Звук шутливой пощечины.

– Мои глаза…

– Твои глаза?

– Знаю, что ты сейчас скажешь! Что мои глаза на картине даже обворожительнее, чем в жизни.

– О нет, это невозможно. Даже моя кисть не в силах передать красоты твоих очей, мое итальянское солнце!

Звук долгого, долгого поцелуя.

– И все же моя грудь…

– Погоди, не трогай меня, я устал. Что ты хочешь сказать?

– Тебя станут упрекать за то, что ты бросил меня на мостовую в самой соблазнительной позе, да еще обнажив мою грудь.

– Что поделаешь! Эпоха требует нагого тела! Ты же знаешь, как развращена публика. Поверь, я бы с удовольствием обнажил у тебя что-нибудь еще, но это сочтут неприличным критики-ханжи. Освищут! А к груди не придерешься, потому что на картине ты – мать, твоя грудь давала молоко младенцу… То есть я хочу сказать, грудь той красавицы-брюнетки, которую я «бросил на мостовую в самой соблазнительной позе», давала молоко ее ребенку.

– О, этот ребенок слишком большой для того, чтобы быть грудным. Хоть я не слишком много понимаю в детях, но мне кажется, ему лет пять, не меньше! А скажи, почему грудных детей художники вообще не изображают? Даже младенец Христос на полотнах всегда чрезмерно велик для того, чтобы его кормила Мадонна.

– Ты охальница и богохульница!

Звонкий хохот:

– Да, ты прав, я такая.

Снова поцелуй, страстный шепот, вздохи и смех.

– Еще знаешь, в чем ошибка? Я, которая лежу на мостовой, выставив все свои прелести на всеобщее обозрение, и я, прикрывающая двух дочерей, – мы слишком близко. Пристрастный взгляд не может не обнаружить между нами сходство. И какой-нибудь твой недоброжелатель (ты же понимаешь, у тебя не только одни поклонники и поклонницы, но и завистников полно!) скажет: сколь убога фантазия у этого художника. Он пишет одно и то же женское лицо!

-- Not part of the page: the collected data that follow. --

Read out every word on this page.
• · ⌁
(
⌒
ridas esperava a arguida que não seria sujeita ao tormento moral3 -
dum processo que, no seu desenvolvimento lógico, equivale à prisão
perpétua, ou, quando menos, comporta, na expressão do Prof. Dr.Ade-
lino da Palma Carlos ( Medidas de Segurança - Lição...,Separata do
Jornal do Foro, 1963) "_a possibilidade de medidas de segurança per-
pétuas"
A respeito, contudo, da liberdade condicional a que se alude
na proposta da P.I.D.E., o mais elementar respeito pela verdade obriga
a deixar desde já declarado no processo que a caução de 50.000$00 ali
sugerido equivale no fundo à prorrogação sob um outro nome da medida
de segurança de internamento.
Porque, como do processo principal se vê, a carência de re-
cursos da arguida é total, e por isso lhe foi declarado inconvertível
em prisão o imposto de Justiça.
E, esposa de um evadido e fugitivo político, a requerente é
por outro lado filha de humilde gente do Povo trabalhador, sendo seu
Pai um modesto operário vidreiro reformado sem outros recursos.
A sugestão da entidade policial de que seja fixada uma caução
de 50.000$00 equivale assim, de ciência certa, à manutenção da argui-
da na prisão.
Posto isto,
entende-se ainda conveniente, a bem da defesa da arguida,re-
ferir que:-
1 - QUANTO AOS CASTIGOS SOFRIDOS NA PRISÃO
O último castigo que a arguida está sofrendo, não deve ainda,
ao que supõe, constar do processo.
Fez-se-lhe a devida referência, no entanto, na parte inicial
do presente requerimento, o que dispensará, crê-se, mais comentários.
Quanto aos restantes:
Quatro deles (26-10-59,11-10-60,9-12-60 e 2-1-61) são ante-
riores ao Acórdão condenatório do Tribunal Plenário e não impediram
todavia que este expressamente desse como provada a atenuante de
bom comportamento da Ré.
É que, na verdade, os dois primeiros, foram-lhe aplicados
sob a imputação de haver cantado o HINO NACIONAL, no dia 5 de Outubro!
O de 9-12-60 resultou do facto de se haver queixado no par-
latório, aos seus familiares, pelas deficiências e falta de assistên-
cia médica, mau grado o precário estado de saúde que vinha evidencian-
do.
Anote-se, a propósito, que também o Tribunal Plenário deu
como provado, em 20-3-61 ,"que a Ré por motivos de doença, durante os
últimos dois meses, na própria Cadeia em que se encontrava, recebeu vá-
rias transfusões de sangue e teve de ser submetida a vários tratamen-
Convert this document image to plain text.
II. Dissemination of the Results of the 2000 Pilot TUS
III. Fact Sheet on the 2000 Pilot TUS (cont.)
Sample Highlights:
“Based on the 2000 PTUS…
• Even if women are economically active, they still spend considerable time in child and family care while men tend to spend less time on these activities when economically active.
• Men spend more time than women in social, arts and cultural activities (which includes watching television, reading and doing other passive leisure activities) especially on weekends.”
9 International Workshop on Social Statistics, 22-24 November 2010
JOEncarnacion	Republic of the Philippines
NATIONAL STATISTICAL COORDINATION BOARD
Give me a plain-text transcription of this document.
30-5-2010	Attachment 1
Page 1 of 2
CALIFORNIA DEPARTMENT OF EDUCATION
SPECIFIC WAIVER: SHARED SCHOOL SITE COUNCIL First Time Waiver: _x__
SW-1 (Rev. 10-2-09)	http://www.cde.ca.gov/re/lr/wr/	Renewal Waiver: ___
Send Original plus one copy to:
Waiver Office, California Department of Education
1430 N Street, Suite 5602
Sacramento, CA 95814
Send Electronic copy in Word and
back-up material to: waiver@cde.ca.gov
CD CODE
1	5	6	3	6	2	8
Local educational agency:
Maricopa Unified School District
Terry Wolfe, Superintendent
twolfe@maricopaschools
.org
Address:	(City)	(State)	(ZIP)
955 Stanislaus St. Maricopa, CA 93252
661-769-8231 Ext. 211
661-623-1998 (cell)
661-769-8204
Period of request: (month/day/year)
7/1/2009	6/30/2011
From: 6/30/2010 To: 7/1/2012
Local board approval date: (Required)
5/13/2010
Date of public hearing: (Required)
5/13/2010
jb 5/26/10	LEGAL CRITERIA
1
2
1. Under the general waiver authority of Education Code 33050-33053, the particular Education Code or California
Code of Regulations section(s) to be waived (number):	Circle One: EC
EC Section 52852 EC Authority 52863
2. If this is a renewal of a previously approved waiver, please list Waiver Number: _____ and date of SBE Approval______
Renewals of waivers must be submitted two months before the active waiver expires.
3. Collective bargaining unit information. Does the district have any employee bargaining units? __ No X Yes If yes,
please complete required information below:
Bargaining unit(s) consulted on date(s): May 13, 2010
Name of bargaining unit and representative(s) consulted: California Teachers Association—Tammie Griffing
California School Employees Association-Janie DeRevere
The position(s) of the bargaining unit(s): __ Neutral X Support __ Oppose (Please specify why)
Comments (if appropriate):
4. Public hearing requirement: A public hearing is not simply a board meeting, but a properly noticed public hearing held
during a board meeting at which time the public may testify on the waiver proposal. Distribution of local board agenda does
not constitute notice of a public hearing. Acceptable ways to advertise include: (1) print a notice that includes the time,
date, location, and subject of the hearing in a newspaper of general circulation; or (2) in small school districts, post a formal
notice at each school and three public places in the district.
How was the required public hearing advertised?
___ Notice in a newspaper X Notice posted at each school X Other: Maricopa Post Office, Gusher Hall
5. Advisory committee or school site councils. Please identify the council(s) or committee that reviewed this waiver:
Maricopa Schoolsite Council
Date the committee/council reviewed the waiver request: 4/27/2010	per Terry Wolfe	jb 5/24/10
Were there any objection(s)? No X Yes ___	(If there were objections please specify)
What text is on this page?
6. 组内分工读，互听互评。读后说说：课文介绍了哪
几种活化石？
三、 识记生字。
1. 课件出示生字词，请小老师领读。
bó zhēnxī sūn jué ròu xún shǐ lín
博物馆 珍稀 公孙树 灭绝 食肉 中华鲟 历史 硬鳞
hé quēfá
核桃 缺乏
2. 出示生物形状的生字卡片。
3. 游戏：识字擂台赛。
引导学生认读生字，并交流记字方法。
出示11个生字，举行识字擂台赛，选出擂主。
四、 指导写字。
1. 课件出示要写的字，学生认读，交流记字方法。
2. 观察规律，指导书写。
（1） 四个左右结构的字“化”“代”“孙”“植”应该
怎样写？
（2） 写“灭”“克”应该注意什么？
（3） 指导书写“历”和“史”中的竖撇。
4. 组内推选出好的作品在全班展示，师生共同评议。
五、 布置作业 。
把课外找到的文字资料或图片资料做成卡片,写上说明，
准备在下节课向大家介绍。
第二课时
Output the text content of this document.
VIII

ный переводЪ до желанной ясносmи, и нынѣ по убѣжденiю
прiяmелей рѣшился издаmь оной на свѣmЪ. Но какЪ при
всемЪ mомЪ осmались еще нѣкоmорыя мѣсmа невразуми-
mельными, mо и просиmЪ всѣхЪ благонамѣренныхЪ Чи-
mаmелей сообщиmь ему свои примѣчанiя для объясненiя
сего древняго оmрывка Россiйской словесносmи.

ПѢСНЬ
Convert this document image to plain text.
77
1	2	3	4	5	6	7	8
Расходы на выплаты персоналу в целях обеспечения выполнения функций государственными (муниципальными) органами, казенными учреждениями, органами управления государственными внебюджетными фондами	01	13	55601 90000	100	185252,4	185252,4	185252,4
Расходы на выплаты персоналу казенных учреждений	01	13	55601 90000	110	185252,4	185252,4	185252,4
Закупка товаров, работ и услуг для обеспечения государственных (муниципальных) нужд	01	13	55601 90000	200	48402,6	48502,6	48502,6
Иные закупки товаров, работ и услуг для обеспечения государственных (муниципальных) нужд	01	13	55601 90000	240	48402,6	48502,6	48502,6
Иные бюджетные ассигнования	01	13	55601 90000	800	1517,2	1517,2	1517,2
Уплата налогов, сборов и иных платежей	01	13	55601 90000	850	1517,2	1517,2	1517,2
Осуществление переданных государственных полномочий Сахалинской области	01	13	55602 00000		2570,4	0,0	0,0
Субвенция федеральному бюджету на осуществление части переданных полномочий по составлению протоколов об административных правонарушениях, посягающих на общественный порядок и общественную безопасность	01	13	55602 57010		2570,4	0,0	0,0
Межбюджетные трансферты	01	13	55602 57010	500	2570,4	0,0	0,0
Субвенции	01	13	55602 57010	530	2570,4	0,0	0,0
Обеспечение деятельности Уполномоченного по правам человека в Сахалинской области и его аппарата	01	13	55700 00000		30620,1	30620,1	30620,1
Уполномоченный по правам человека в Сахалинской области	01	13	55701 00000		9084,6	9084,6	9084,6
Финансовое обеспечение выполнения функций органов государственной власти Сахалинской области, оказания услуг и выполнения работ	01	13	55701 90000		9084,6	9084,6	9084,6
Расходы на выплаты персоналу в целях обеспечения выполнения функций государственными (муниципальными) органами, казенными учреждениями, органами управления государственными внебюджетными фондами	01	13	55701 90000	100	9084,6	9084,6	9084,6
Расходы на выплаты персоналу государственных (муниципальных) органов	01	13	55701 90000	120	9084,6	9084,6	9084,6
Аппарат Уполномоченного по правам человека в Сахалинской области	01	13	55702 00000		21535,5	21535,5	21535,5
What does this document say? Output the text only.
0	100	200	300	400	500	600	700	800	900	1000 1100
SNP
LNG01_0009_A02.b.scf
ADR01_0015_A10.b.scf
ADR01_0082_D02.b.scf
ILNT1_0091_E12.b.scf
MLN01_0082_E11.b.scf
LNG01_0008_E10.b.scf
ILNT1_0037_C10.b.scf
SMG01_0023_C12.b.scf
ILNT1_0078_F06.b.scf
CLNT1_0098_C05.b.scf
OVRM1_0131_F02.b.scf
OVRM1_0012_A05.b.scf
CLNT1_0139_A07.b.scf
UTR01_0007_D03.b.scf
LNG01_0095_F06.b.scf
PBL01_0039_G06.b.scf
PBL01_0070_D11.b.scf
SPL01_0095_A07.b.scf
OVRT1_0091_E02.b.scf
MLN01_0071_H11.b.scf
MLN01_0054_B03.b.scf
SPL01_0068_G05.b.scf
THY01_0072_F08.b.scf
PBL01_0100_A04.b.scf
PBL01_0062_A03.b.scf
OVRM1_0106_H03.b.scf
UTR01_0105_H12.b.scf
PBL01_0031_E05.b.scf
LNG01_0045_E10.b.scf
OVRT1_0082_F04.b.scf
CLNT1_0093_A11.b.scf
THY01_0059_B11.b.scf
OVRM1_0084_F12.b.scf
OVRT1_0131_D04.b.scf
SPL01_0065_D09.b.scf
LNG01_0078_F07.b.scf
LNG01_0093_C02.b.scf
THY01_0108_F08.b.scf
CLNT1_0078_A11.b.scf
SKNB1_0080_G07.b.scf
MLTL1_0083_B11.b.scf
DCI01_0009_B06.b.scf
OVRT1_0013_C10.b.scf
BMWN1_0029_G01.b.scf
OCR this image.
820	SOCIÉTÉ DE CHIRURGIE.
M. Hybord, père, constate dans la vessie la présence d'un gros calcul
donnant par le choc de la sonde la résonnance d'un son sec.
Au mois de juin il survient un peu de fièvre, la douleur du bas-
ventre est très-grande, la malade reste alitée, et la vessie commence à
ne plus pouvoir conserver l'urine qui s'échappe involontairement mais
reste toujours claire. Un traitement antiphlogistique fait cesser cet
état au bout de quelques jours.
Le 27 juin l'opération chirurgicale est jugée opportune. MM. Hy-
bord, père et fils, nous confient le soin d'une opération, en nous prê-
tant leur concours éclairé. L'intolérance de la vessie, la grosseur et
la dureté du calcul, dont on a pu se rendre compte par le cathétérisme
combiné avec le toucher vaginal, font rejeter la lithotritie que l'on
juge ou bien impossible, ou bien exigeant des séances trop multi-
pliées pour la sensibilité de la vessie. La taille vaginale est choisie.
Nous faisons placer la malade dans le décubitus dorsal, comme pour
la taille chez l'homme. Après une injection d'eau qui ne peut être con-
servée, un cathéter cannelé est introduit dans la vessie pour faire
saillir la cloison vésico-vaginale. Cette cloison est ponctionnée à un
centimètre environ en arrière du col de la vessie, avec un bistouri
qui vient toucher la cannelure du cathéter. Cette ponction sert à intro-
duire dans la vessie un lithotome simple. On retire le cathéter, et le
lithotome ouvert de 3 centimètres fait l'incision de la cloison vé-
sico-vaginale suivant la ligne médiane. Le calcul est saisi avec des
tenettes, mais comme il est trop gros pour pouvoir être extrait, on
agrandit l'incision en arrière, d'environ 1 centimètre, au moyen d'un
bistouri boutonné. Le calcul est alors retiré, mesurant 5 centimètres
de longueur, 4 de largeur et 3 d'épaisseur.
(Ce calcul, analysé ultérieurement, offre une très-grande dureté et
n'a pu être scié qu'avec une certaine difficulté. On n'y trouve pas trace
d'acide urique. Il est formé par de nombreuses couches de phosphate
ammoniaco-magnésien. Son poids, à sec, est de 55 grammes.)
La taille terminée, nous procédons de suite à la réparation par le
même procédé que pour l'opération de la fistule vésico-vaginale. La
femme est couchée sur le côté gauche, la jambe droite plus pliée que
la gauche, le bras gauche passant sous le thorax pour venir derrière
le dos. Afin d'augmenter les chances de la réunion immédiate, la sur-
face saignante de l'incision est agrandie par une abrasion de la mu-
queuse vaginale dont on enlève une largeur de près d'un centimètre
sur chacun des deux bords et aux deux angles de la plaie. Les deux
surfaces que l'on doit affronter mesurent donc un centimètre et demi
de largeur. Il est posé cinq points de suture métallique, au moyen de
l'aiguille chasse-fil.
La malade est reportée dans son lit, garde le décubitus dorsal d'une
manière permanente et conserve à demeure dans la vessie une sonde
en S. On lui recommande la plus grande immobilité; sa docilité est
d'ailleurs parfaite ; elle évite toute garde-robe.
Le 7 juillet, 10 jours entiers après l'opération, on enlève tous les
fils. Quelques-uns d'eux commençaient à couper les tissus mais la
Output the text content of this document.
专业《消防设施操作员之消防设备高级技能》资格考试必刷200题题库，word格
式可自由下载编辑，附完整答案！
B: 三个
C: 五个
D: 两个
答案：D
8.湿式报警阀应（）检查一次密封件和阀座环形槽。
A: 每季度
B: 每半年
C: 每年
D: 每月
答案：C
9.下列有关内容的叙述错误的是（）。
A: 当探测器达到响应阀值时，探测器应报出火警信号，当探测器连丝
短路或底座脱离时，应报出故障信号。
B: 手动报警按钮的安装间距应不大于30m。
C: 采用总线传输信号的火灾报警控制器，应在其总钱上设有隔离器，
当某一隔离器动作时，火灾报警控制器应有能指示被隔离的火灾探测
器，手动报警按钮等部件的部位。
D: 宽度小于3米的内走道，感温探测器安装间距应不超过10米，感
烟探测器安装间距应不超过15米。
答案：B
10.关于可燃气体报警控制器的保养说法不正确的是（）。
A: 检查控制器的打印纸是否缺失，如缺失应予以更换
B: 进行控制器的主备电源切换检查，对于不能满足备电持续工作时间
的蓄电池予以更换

– О, какой ужас! Я весь дрожу! Как же я раньше не заметил, что изобразил тебя на этом полотне дважды… нет, даже трижды! Конечно, разве я мог удержаться и не написать самое прекрасное, самое любимое лицо на свете? Посмотри в левый угол моей картины. Видишь там рыжеволосого юношу, который несет ящик с кистями? Это художник. Рядом с ним девушка с кувшином, которая словно бы сама не знает, испугана она или нет. Это ты, моя бесстрашная возлюбленная, и красота твоя сияет, словно полдень, даже среди мрака и ужаса извержения Везувиева. Это мы с тобой, любовь моя. Это мы с тобой. Эта картина останется лучшим, величайшим нашим творением. Это памятник нашей любви. Отныне мы будем вместе всегда, навеки!